И тёртый чиновный ловчила,
Приобняв за плечи певца,
Выводит, держась за перила,
Со сцены под своды крыльца.
– Притопали. Сборы недолги.
Прошу в экипаж к старику.
В пристяжке мордатые "Волги"
Стоят уже все начеку.
И вот уж ни шатко ни валко,
Сверкая ободьями шин,
На шахту "Холодная балка"
Уходит колонна машин.
***
"Идет охота на волков,
идёт охота..."
Он вдруг умолк,
как задохнулся на бегу
Иль напоролся на невидимое что-то.
Сказал осипло: – Это – не смогу.
И тишь повисла в комнате, как вата,
В неё неспешно голос струн стекал.
Лишь у кого-то звякал виновато,
Дрожа на блюдце, выпитый стакан.
Его накрыл ладонью кто-то нервно,
Как будто тем пред гостем извинясь.
Пытаясь жестом вежливым, наверно,
Восстановить утерянную связь.
Но гость молчал.
И, вглядываясь в лица
Сидящих за столом директоров,
Решал, что лучше:
встать и извиниться,
Иль заявить, что просто нездоров.
Они сидели сдруженно и тесно,
В своём кругу, хоть круг и неширок
Тринадцать боссов угольного треста
Да гость случайный –
автор этих строк.
Ох, этот гость! Частенько он – Иуда.
Его всегда смущало слово "гость".
Коль не сказали, кто он и откуда,
Без Комитета тут не обошлось.
Щеку поэта сводит нервным тиком:
"Ай да страна!
Житья от шпиков нет".
Что ж он со сцен
себя изводит криком:
Мол, в доску свой я, мол,
– не диссидент.
Но вот – не верят.
Ну и дьявол с ними.
Что гость оттуда –
свыкнуться пора.
Ему б лишь этим
не подставить спину
И отработать честно гонорар.
Вон как глядят-то
барственно-хозяйски
И ждут, что будет, выдержку храня.
Так стая серых молча ждёт развязки,
Зажав в кольцо уставшего коня.
Хотя... Постой, какие к чёрту волки!
Ведь он и сам на жертву не похож.
Но отчего-то струны, как иголки,
Вонзились в пальцы,
просто невтерпёж.
Ну да, конечно!
Песня-то с намеком,
В ней не по волку бьют из винтаря,
А по нему – прицельно и жестоко.
Ведь волк – он сам.

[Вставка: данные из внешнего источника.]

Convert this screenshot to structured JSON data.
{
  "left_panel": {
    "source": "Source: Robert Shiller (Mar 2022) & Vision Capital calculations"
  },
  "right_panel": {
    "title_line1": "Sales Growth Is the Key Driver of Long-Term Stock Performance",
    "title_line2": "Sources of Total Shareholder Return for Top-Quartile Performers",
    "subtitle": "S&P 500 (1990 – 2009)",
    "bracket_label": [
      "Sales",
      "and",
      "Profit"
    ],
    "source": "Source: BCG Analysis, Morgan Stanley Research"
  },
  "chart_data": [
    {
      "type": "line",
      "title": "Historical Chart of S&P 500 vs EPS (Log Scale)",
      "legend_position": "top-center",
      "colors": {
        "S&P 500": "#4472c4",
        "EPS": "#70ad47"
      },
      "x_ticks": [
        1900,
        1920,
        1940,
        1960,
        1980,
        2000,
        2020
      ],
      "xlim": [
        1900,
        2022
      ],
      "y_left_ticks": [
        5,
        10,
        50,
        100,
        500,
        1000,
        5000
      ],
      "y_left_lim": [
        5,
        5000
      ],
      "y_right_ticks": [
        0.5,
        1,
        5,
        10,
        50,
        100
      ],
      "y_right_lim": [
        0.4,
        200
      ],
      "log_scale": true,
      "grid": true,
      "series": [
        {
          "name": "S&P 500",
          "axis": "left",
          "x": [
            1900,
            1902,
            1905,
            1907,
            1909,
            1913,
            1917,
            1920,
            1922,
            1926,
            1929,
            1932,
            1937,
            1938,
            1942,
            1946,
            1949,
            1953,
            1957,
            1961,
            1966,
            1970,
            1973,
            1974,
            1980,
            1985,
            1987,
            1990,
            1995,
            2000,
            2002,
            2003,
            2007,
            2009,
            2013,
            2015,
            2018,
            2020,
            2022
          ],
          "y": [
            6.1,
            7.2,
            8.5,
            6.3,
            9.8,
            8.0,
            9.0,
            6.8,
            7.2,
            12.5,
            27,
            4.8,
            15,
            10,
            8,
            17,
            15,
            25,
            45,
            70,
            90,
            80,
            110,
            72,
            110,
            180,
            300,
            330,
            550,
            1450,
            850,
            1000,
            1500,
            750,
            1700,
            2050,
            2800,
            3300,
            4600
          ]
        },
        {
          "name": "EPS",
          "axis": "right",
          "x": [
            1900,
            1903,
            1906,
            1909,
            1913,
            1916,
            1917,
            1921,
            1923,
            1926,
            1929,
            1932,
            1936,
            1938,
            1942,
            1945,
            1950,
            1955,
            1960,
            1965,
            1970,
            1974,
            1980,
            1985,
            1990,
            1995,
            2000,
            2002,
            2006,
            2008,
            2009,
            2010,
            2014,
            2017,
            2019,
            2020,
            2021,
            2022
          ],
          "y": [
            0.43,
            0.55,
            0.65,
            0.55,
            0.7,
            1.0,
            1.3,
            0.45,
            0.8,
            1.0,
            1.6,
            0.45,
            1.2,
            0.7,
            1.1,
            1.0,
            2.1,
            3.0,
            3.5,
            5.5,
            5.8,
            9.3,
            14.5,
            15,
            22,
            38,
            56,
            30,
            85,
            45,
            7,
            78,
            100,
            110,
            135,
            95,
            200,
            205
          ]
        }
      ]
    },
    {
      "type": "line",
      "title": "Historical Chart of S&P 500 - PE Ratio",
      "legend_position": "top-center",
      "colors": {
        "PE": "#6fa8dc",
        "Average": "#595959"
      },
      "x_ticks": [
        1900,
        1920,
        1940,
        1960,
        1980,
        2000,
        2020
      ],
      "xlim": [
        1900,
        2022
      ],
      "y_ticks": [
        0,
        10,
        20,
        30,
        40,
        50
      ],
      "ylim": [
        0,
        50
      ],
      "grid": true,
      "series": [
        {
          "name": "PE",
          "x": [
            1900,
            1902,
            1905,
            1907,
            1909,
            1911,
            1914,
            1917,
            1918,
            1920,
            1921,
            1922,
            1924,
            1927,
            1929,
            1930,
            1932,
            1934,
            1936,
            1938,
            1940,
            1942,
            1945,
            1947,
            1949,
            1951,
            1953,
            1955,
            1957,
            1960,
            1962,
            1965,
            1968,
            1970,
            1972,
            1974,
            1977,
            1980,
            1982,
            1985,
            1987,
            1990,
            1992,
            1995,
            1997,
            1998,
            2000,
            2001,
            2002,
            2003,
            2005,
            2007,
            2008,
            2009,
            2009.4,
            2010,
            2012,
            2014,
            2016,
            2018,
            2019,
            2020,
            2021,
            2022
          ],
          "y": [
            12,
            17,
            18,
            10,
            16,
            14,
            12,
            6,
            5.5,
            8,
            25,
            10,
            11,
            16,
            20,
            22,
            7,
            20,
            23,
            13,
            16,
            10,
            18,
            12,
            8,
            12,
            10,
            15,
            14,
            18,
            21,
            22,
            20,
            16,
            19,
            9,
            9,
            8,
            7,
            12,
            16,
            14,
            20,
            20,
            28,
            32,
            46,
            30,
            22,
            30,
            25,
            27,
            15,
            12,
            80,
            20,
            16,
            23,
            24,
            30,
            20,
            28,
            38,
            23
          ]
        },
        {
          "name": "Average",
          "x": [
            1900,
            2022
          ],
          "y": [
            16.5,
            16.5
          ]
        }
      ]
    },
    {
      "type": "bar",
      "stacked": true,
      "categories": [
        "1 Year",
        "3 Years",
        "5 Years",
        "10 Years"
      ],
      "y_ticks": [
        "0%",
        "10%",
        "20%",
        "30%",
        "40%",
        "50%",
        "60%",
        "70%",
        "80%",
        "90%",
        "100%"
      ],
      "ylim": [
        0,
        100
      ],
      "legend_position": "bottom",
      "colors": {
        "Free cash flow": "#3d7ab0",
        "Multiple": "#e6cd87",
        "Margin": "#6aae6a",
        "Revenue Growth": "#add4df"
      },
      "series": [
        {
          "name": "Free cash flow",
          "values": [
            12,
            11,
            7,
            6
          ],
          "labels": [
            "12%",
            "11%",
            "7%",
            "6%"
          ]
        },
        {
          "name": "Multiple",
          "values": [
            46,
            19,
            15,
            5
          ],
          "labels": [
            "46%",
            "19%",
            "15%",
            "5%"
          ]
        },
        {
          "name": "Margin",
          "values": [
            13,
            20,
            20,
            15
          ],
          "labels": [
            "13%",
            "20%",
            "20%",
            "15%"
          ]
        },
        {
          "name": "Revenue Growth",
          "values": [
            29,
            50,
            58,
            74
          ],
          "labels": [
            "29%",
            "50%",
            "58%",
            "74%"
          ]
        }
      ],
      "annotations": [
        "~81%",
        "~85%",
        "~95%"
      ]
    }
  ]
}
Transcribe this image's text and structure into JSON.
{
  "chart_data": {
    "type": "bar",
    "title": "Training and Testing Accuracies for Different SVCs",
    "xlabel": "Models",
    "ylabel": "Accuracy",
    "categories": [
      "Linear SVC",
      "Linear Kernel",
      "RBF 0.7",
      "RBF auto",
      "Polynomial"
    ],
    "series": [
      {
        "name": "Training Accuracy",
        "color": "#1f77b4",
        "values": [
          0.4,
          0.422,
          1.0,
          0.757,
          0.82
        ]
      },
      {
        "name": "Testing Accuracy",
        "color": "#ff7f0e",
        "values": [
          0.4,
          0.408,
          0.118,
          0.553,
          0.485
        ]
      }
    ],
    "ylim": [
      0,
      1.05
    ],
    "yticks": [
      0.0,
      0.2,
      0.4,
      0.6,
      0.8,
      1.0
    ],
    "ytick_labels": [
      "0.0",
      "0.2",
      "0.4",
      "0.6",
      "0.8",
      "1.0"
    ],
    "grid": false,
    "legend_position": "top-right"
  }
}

А эти – егеря.
Но как же часто жизнь меняет роли...
Он изучил все промахи зверей
И за флажки всегда уйдет на волю,
Оставив с носом псов и егерей.
...Он снял со струн
прокуренные пальцы,
Потёр щетину крепко, по-мужски.
– Ну что вам волки –
серые скитальцы?
У вас свои запретные флажки.
И стол ожил, качнулся влево-вправо
И загудел неслаженно, вразброс:
– Уж это точно!
– Как приметил! Браво!
– Да ты, брат, с перцем!
– Стрелянный...
– Непрост...
Встал Белохвостов:
– Слушай-ка, Володя!
Мы не Пилаты, ты – не Иисус.
Нас не смутила б песня об охоте.
Её и так мы знаем наизусть.
У нас свои запреты и оковы,
И в наши души кто только не лез.
Любой из нас, как серый,
офлашкован:
Кто прокурором, кто – ОБХС.
Но есть над всеми егерь и покруче.
Вот ты о нём, избави Бог, не пой.
Побереги себя на всякий случай.
И спой-ка нашу, – ту, что про забой.
***
"Взорвано,
уложено,
сколото
Чёрное
надёжное
золото."
...Строки, до боли знакомые,
Голос – надтреснутый бас
Остро вонзаются в комнату,
Будто вгрызаются в пласт.
Гриф обнимает он ощупью,
Круглой подковой – спина.
С виду – фигура забойщика,
Перед которым стена.
Взмах над гитарой, – и сходу он
Резко отвёл локоток,
Словно бы в жилу породную
Острый навёл молоток.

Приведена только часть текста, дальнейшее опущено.